Le nouveau roman de Bruno de Cessole raconte la vie d’un écrivain en exil, tourmenté par la trahison de ses idéaux. Véritable critique du monde littéraire actuel, l’auteur se désole du naufrage de la littérature d’exigence.

Naguère, j’ai eu à plusieurs reprises, l’occasion d’évoquer Bruno de Cessole, écrivain raffiné qui incarne depuis des décennies ce que le grand érudit Mario Praz appelait « un agent secret de la civilisation », dressé, telle une digue, contre la marée de l’indifférencié.
Comme tous ses amis, je savais qu’il s’était retiré à Lisbonne, ville littéraire par définition. Son dernier roman, Tout est bien puisque tout finit, se lira aussi comme une flânerie dans cette ville fascinante, sans doute l’une des capitales de l’exil intérieur, avec Naples et Venise. Le héros du roman est un écrivain couvert d’honneurs, Baltasar dos Santos, fils de maçon portugais émigré en France, passé par l’école de la République et devenu plus français que les Français, « par conquête et non par héritage », à l’instar de certains Russes blancs. Après cinq romans élitistes et « surécrits » salués par la critique mais boudés par le public, dos Santos jette l’éponge et gagne New York pour y suivre un séminaire de creative writing. Le voilà métamorphosé en écrivain à succès, pondant chaque année un roman à la syntaxe simplifiée, au vocabulaire étique et aux sujets soigneusement choisis parmi les scies politiquement correctes. Le voilà devenu une figure de cette littérature industrielle autant que prostitutionnelle qui fait vibrer les attachées de presse et tout un public sous-cultivé. Couronné par le Nobel, dos Santos, dans un renversement théâtral, vend la mèche le soir même de la remise du Prix, devant le tout Stockholm : « je suis un charlatan, un imposteur, qui a trahi ses idéaux, etc. ». Non content de s’accabler pour ses « cochonneries littéraires » (Balzac), il ridiculise aussi les jurés pour leur aveuglement et leur conformisme. Scandale international, à la plus grande jubilation de l’écrivain, immédiatement lâché de partout. Après un voyage à New York, occasion d’un joli portrait critique de la Grande Pomme, dos Santos décide, un peu comme son confrère Salinger, de fuir la presse et de plonger dans une sorte de clandestinité. Un courrier de Lisbonne joue le rôle imparti par le rapide destin et ce sera sur les bords du Tage que se planquera Baltasar dos Santos, notre faux cynique.

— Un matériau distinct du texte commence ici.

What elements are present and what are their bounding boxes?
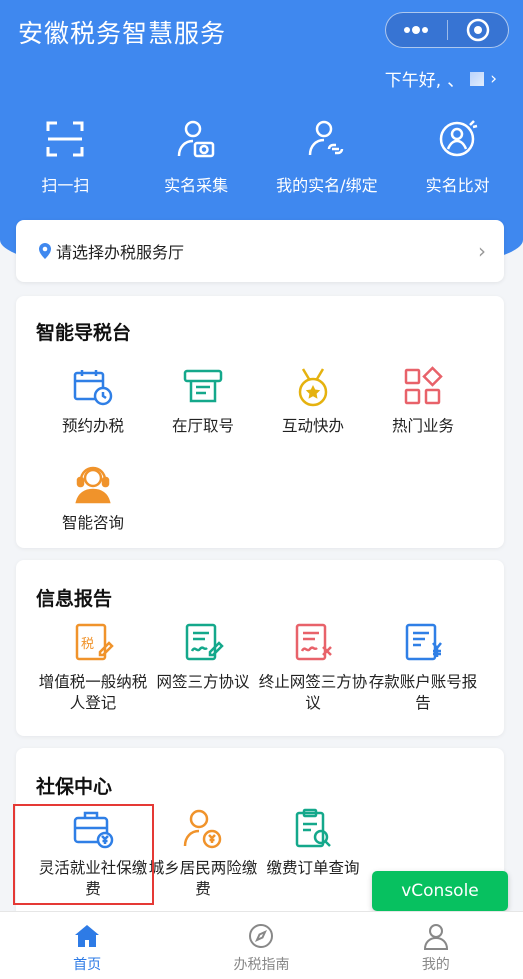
item-label: 热门业务	[391, 417, 454, 435]
quick-actions: 扫一扫 实名采集 我的实名/绑定 实名比对	[0, 118, 523, 196]
tab-mine-label: 我的	[421, 957, 450, 973]
vconsole-button[interactable]: vConsole	[372, 871, 508, 911]
close-button[interactable]	[448, 13, 509, 47]
item-residents-insurance[interactable]: 城乡居民两险缴费	[148, 808, 258, 900]
section-info-report: 信息报告 税 增值税一般纳税人登记 网签三方协议 终止网签三方协议 存款账户账号…	[16, 560, 504, 736]
close-target-icon	[466, 18, 489, 42]
headset-agent-icon	[75, 466, 111, 504]
grid-apps-icon	[404, 366, 443, 405]
face-compare-icon	[439, 120, 477, 157]
item-vat-registration[interactable]: 税 增值税一般纳税人登记	[38, 622, 148, 714]
tab-mine[interactable]: 我的	[349, 912, 523, 979]
more-button[interactable]	[386, 13, 447, 47]
more-icon	[404, 26, 429, 34]
quick-my-realname[interactable]: 我的实名/绑定	[262, 118, 393, 196]
section-smart-guide: 智能导税台 预约办税 在厅取号 互动快办 热门业务 智能咨询	[16, 296, 504, 548]
quick-realname-collect[interactable]: 实名采集	[131, 118, 262, 196]
section-title: 智能导税台	[36, 322, 132, 344]
hall-selector-label: 请选择办税服务厅	[56, 243, 185, 262]
section-title: 社保中心	[36, 776, 113, 798]
yuan-doc-icon	[405, 623, 442, 661]
location-pin-icon	[39, 243, 51, 259]
item-label: 增值税一般纳税人登记	[38, 673, 148, 712]
user-link-icon	[308, 120, 344, 156]
calendar-clock-icon	[73, 370, 113, 406]
item-sign-tripartite[interactable]: 网签三方协议	[148, 622, 258, 714]
quick-my-realname-label: 我的实名/绑定	[276, 176, 378, 195]
item-order-query[interactable]: 缴费订单查询	[258, 808, 368, 900]
quick-scan[interactable]: 扫一扫	[0, 118, 131, 196]
item-label: 缴费订单查询	[266, 859, 360, 877]
quick-realname-collect-label: 实名采集	[164, 176, 229, 195]
quick-realname-compare-label: 实名比对	[425, 176, 490, 195]
highlight-box	[13, 804, 154, 905]
ticket-printer-icon	[183, 369, 223, 403]
item-take-number[interactable]: 在厅取号	[148, 366, 258, 437]
item-label: 存款账户账号报告	[368, 673, 478, 712]
compass-icon	[249, 924, 274, 948]
avatar-blur	[470, 71, 485, 86]
tab-home-label: 首页	[73, 957, 102, 973]
item-label: 在厅取号	[171, 417, 234, 435]
app-title: 安徽税务智慧服务	[18, 19, 227, 48]
clipboard-search-icon	[295, 808, 331, 848]
user-yuan-icon	[183, 809, 222, 849]
smart-guide-grid: 预约办税 在厅取号 互动快办 热门业务 智能咨询	[16, 366, 504, 534]
tab-home[interactable]: 首页	[0, 912, 174, 979]
greeting-name-mark: 、	[447, 71, 465, 91]
cancel-doc-icon	[295, 623, 332, 661]
item-label: 终止网签三方协议	[258, 673, 368, 712]
camera-user-icon	[177, 120, 215, 158]
user-icon	[423, 924, 448, 950]
item-terminate-tripartite[interactable]: 终止网签三方协议	[258, 622, 368, 714]
hall-selector[interactable]: 请选择办税服务厅 ›	[16, 220, 504, 282]
bottom-tabbar: 首页 办税指南 我的	[0, 911, 523, 979]
item-label: 预约办税	[61, 417, 124, 435]
tab-tax-guide-label: 办税指南	[233, 957, 290, 973]
item-deposit-account[interactable]: 存款账户账号报告	[368, 622, 478, 714]
quick-scan-label: 扫一扫	[41, 176, 90, 195]
item-appointment[interactable]: 预约办税	[38, 366, 148, 437]
home-icon	[75, 925, 100, 947]
item-interactive[interactable]: 互动快办	[258, 366, 368, 437]
section-title: 信息报告	[36, 588, 113, 610]
mini-program-capsule	[385, 12, 509, 48]
item-label: 互动快办	[281, 417, 344, 435]
quick-realname-compare[interactable]: 实名比对	[392, 118, 523, 196]
sign-doc-icon	[185, 623, 224, 661]
tax-edit-icon: 税	[75, 623, 114, 661]
item-label: 智能咨询	[61, 514, 124, 532]
tab-tax-guide[interactable]: 办税指南	[174, 912, 348, 979]
greeting[interactable]: 下午好, 、 ›	[384, 66, 497, 92]
item-smart-consult[interactable]: 智能咨询	[38, 463, 148, 534]
greeting-text: 下午好,	[384, 71, 442, 91]
item-hot-business[interactable]: 热门业务	[368, 366, 478, 437]
svg-text:税: 税	[81, 637, 94, 652]
chevron-right-icon: ›	[490, 68, 497, 89]
info-report-grid: 税 增值税一般纳税人登记 网签三方协议 终止网签三方协议 存款账户账号报告	[16, 622, 504, 714]
chevron-right-icon: ›	[478, 239, 486, 263]
medal-icon	[298, 368, 328, 407]
scan-icon	[46, 121, 84, 157]
item-label: 网签三方协议	[156, 673, 250, 691]
item-label: 城乡居民两险缴费	[148, 859, 258, 898]
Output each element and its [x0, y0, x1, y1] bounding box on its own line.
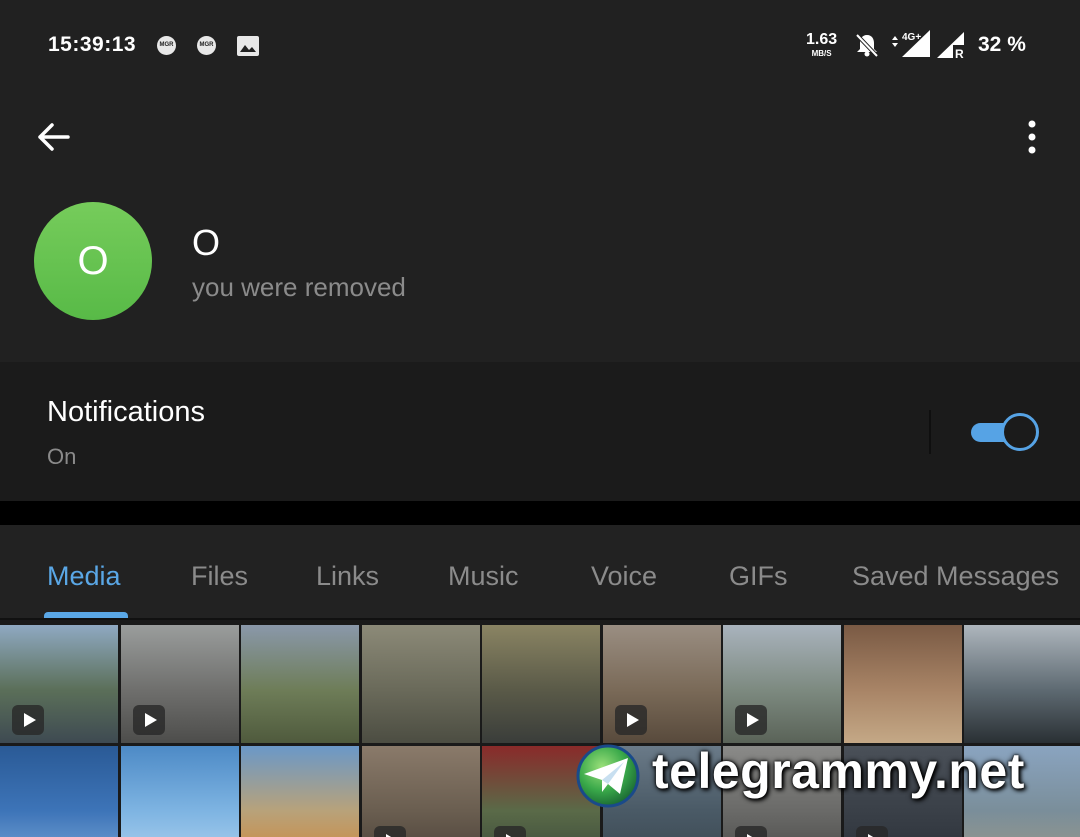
media-grid	[0, 620, 1080, 837]
notifications-value: On	[47, 444, 77, 469]
mobile-signal-4g-icon: 4G+	[892, 30, 930, 57]
battery-level: 32 %	[978, 33, 1026, 56]
roaming-label: R	[955, 47, 964, 60]
bell-off-icon	[855, 33, 879, 58]
play-icon	[12, 705, 44, 735]
tab-voice[interactable]: Voice	[591, 561, 657, 592]
profile-status: you were removed	[192, 272, 406, 302]
media-photo-thumbnail[interactable]	[241, 625, 359, 743]
notifications-title: Notifications	[47, 396, 205, 428]
media-tabs: Media Files Links Music Voice GIFs Saved…	[0, 525, 1080, 619]
more-vertical-icon[interactable]	[1014, 115, 1050, 159]
play-icon	[133, 705, 165, 735]
tab-gifs[interactable]: GIFs	[729, 561, 788, 592]
media-photo-thumbnail[interactable]	[0, 746, 118, 837]
play-icon	[494, 826, 526, 837]
play-icon	[374, 826, 406, 837]
media-photo-thumbnail[interactable]	[121, 746, 239, 837]
mgr-notification-icon: MGR	[197, 36, 216, 55]
notifications-row[interactable]: Notifications On	[0, 362, 1080, 501]
play-icon	[735, 705, 767, 735]
media-photo-thumbnail[interactable]	[482, 625, 600, 743]
media-photo-thumbnail[interactable]	[964, 625, 1080, 743]
media-photo-thumbnail[interactable]	[844, 625, 962, 743]
status-bar: 15:39:13 MGR MGR 1.63 MB/S 4G+ R 32 %	[0, 0, 1080, 90]
status-time: 15:39:13	[48, 33, 137, 56]
section-divider	[0, 501, 1080, 525]
media-photo-thumbnail[interactable]	[241, 746, 359, 837]
tab-links[interactable]: Links	[316, 561, 379, 592]
divider	[929, 410, 931, 454]
app-bar	[0, 90, 1080, 182]
media-photo-thumbnail[interactable]	[362, 625, 480, 743]
media-video-thumbnail[interactable]	[0, 625, 118, 743]
notifications-toggle[interactable]	[971, 413, 1039, 451]
tab-media[interactable]: Media	[47, 561, 121, 592]
watermark-text: telegrammy.net	[652, 743, 1025, 799]
media-video-thumbnail[interactable]	[723, 625, 841, 743]
network-type-label: 4G+	[902, 32, 921, 43]
media-video-thumbnail[interactable]	[603, 625, 721, 743]
avatar[interactable]: O	[34, 202, 152, 320]
play-icon	[856, 826, 888, 837]
tab-saved-messages[interactable]: Saved Messages	[852, 561, 1059, 592]
arrow-left-icon[interactable]	[34, 117, 74, 157]
play-icon	[615, 705, 647, 735]
telegram-globe-logo	[576, 744, 640, 808]
tab-music[interactable]: Music	[448, 561, 519, 592]
media-video-thumbnail[interactable]	[121, 625, 239, 743]
signal-roaming-icon: R	[937, 32, 966, 60]
media-video-thumbnail[interactable]	[362, 746, 480, 837]
play-icon	[735, 826, 767, 837]
tab-files[interactable]: Files	[191, 561, 248, 592]
network-speed: 1.63 MB/S	[806, 31, 838, 58]
mgr-notification-icon: MGR	[157, 36, 176, 55]
profile-name: O	[192, 222, 221, 263]
image-notification-icon	[237, 36, 259, 56]
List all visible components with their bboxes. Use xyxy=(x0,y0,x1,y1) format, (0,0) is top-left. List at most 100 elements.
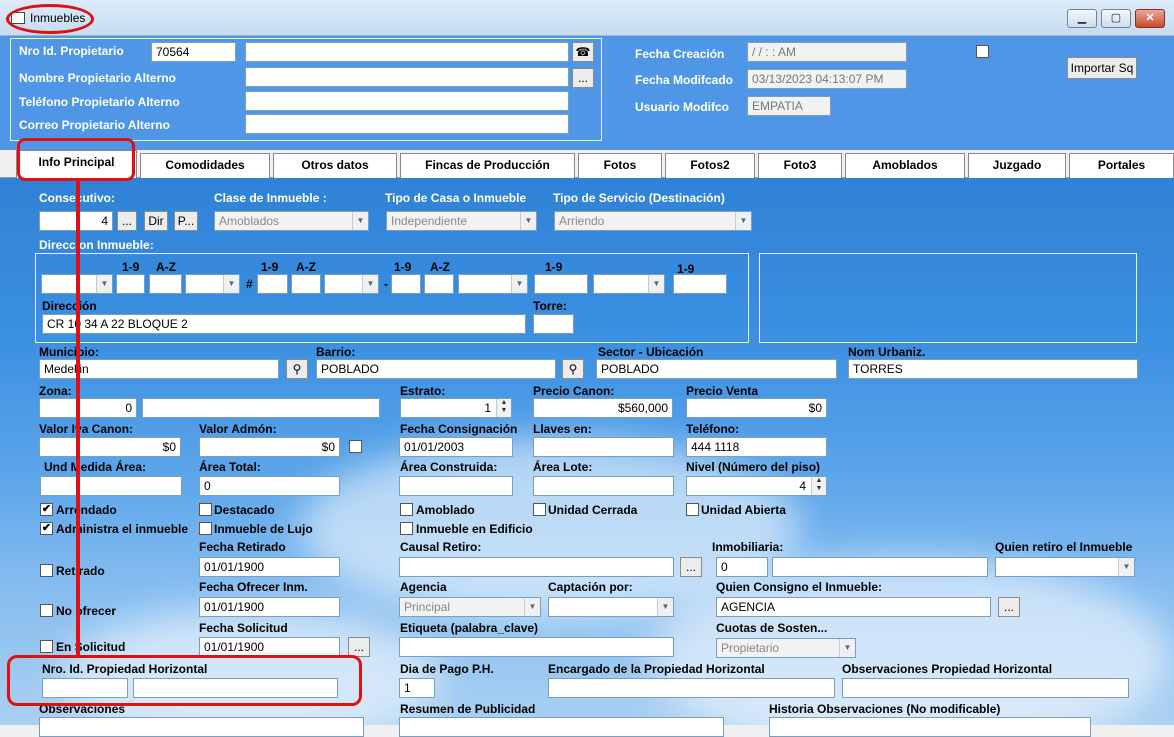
cuotas-select[interactable]: Propietario ▼ xyxy=(716,638,856,658)
tab-portales[interactable]: Portales xyxy=(1069,153,1174,178)
spinner-arrows-icon[interactable]: ▲ ▼ xyxy=(496,399,511,417)
causal-retiro-input[interactable] xyxy=(399,557,674,577)
en-solicitud-checkbox[interactable] xyxy=(40,640,53,653)
tab-fotos2[interactable]: Fotos2 xyxy=(665,153,755,178)
via-letra-input[interactable] xyxy=(149,274,182,294)
direccion-input[interactable]: CR 10 34 A 22 BLOQUE 2 xyxy=(42,314,526,334)
tipo-casa-select[interactable]: Independiente ▼ xyxy=(386,211,537,231)
nombre-lookup-button[interactable]: ... xyxy=(572,68,594,88)
placa-numero-input[interactable] xyxy=(391,274,421,294)
fecha-modificado-input[interactable]: 03/13/2023 04:13:07 PM xyxy=(747,69,907,89)
barrio-input[interactable]: POBLADO xyxy=(316,359,556,379)
via-numero-input[interactable] xyxy=(116,274,145,294)
cruce-numero-input[interactable] xyxy=(257,274,288,294)
owner-name-display[interactable] xyxy=(245,42,569,62)
consecutivo-lookup-button[interactable]: ... xyxy=(117,211,137,231)
municipio-input[interactable]: Medellin xyxy=(39,359,279,379)
fecha-solicitud-button[interactable]: ... xyxy=(348,637,370,657)
tab-foto3[interactable]: Foto3 xyxy=(758,153,842,178)
placa-letra-input[interactable] xyxy=(424,274,454,294)
inmobiliaria-id-input[interactable]: 0 xyxy=(716,557,768,577)
obs-ph-input[interactable] xyxy=(842,678,1129,698)
encargado-ph-input[interactable] xyxy=(548,678,835,698)
administra-checkbox[interactable]: ✔ xyxy=(40,522,53,535)
retirado-checkbox[interactable] xyxy=(40,564,53,577)
no-ofrecer-checkbox[interactable] xyxy=(40,604,53,617)
fecha-creacion-input[interactable]: / / : : AM xyxy=(747,42,907,62)
precio-canon-input[interactable]: $560,000 xyxy=(533,398,673,418)
fecha-retirado-input[interactable]: 01/01/1900 xyxy=(199,557,340,577)
quien-consigno-lookup-button[interactable]: ... xyxy=(998,597,1020,617)
minimize-button[interactable]: ▁ xyxy=(1067,9,1097,28)
admon-checkbox[interactable] xyxy=(349,440,362,453)
iva-canon-input[interactable]: $0 xyxy=(39,437,181,457)
quien-consigno-input[interactable]: AGENCIA xyxy=(716,597,991,617)
dia-pago-input[interactable]: 1 xyxy=(399,678,435,698)
area-total-input[interactable]: 0 xyxy=(199,476,340,496)
captacion-select[interactable]: ▼ xyxy=(548,597,674,617)
nombre-alterno-input[interactable] xyxy=(245,67,569,87)
torre-input[interactable] xyxy=(533,314,574,334)
complemento-select[interactable]: ▼ xyxy=(593,274,665,294)
area-construida-input[interactable] xyxy=(399,476,513,496)
binoculars-icon[interactable]: ⚲ xyxy=(286,359,308,379)
tab-otros-datos[interactable]: Otros datos xyxy=(273,153,397,178)
estrato-spinner[interactable]: 1 ▲ ▼ xyxy=(400,398,512,418)
dir-button[interactable]: Dir xyxy=(144,211,168,231)
resumen-input[interactable] xyxy=(399,717,724,737)
tipo-servicio-select[interactable]: Arriendo ▼ xyxy=(554,211,752,231)
fecha-consignacion-input[interactable]: 01/01/2003 xyxy=(399,437,513,457)
importar-button[interactable]: Importar Sq xyxy=(1067,57,1137,79)
close-button[interactable]: ✕ xyxy=(1135,9,1165,28)
area-lote-input[interactable] xyxy=(533,476,674,496)
fecha-solicitud-input[interactable]: 01/01/1900 xyxy=(199,637,340,657)
destacado-checkbox[interactable] xyxy=(199,503,212,516)
urbaniz-input[interactable]: TORRES xyxy=(848,359,1138,379)
agencia-select[interactable]: Principal ▼ xyxy=(399,597,541,617)
p-button[interactable]: P... xyxy=(174,211,198,231)
binoculars-icon[interactable]: ⚲ xyxy=(562,359,584,379)
phone-icon[interactable]: ☎ xyxy=(572,42,594,62)
nivel-spinner[interactable]: 4 ▲ ▼ xyxy=(686,476,827,496)
tab-comodidades[interactable]: Comodidades xyxy=(140,153,270,178)
complemento2-input[interactable] xyxy=(673,274,727,294)
placa-sufijo-select[interactable]: ▼ xyxy=(458,274,528,294)
arrendado-checkbox[interactable]: ✔ xyxy=(40,503,53,516)
clase-inmueble-select[interactable]: Amoblados ▼ xyxy=(214,211,369,231)
sector-input[interactable]: POBLADO xyxy=(596,359,837,379)
cruce-sufijo-select[interactable]: ▼ xyxy=(324,274,379,294)
precio-venta-input[interactable]: $0 xyxy=(686,398,827,418)
unidad-abierta-checkbox[interactable] xyxy=(686,503,699,516)
zona-input[interactable]: 0 xyxy=(39,398,137,418)
unidad-cerrada-checkbox[interactable] xyxy=(533,503,546,516)
edificio-checkbox[interactable] xyxy=(400,522,413,535)
cruce-letra-input[interactable] xyxy=(291,274,321,294)
tab-fotos[interactable]: Fotos xyxy=(578,153,662,178)
observaciones-input[interactable] xyxy=(39,717,364,737)
zona-descripcion-input[interactable] xyxy=(142,398,380,418)
quien-retiro-select[interactable]: ▼ xyxy=(995,557,1135,577)
tab-amoblados[interactable]: Amoblados xyxy=(845,153,965,178)
complemento-numero-input[interactable] xyxy=(534,274,588,294)
tab-fincas[interactable]: Fincas de Producción xyxy=(400,153,575,178)
telefono-alterno-input[interactable] xyxy=(245,91,569,111)
tab-juzgado[interactable]: Juzgado xyxy=(968,153,1066,178)
usuario-modifico-input[interactable]: EMPATIA xyxy=(747,96,831,116)
fecha-ofrecer-input[interactable]: 01/01/1900 xyxy=(199,597,340,617)
spinner-arrows-icon[interactable]: ▲ ▼ xyxy=(811,477,826,495)
header-checkbox[interactable] xyxy=(976,45,989,58)
correo-alterno-input[interactable] xyxy=(245,114,569,134)
valor-admon-input[interactable]: $0 xyxy=(199,437,340,457)
llaves-input[interactable] xyxy=(533,437,674,457)
causal-lookup-button[interactable]: ... xyxy=(680,557,702,577)
etiqueta-input[interactable] xyxy=(399,637,674,657)
inmobiliaria-nombre-input[interactable] xyxy=(772,557,988,577)
via-sufijo-select[interactable]: ▼ xyxy=(185,274,240,294)
nro-propietario-input[interactable]: 70564 xyxy=(151,42,236,62)
maximize-button[interactable]: ▢ xyxy=(1101,9,1131,28)
telefono-input[interactable]: 444 1118 xyxy=(686,437,827,457)
chevron-down-icon: ▼ xyxy=(520,212,536,230)
lujo-checkbox[interactable] xyxy=(199,522,212,535)
amoblado-checkbox[interactable] xyxy=(400,503,413,516)
und-medida-input[interactable] xyxy=(40,476,182,496)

Ce qui nous vaut un splendide portrait de ville, une magnifique évocation d’un art de vivre entre douceur maritime et mélancolie impériale – un bijou de culture et de sensibilité. Omniprésentes, les ombres de Pessoa, de ses homonymes comme de la poétesse Sophia de Mello, l’amie de l’éditeur Joaquim Vital ; fugitive, celle d’un autre éditeur disparu, Dimitri. Cet exil, ma foi bien confortable (dos Santos a tout de même reçu le chèque suédois), connaîtra une fin quand, du Brésil, parvient la nouvelle qu’un homonyme (!) a publié un roman. Le tragique s’invite aussi, à sa manière, ici cruelle et feutrée. En fin de compte, tout est bien, puisque tout finit, avec panache et de manière magistrale.
Bruno de Cessole, Tout est bien puisque tout finit, Le Cherche-Midi, 350 pages.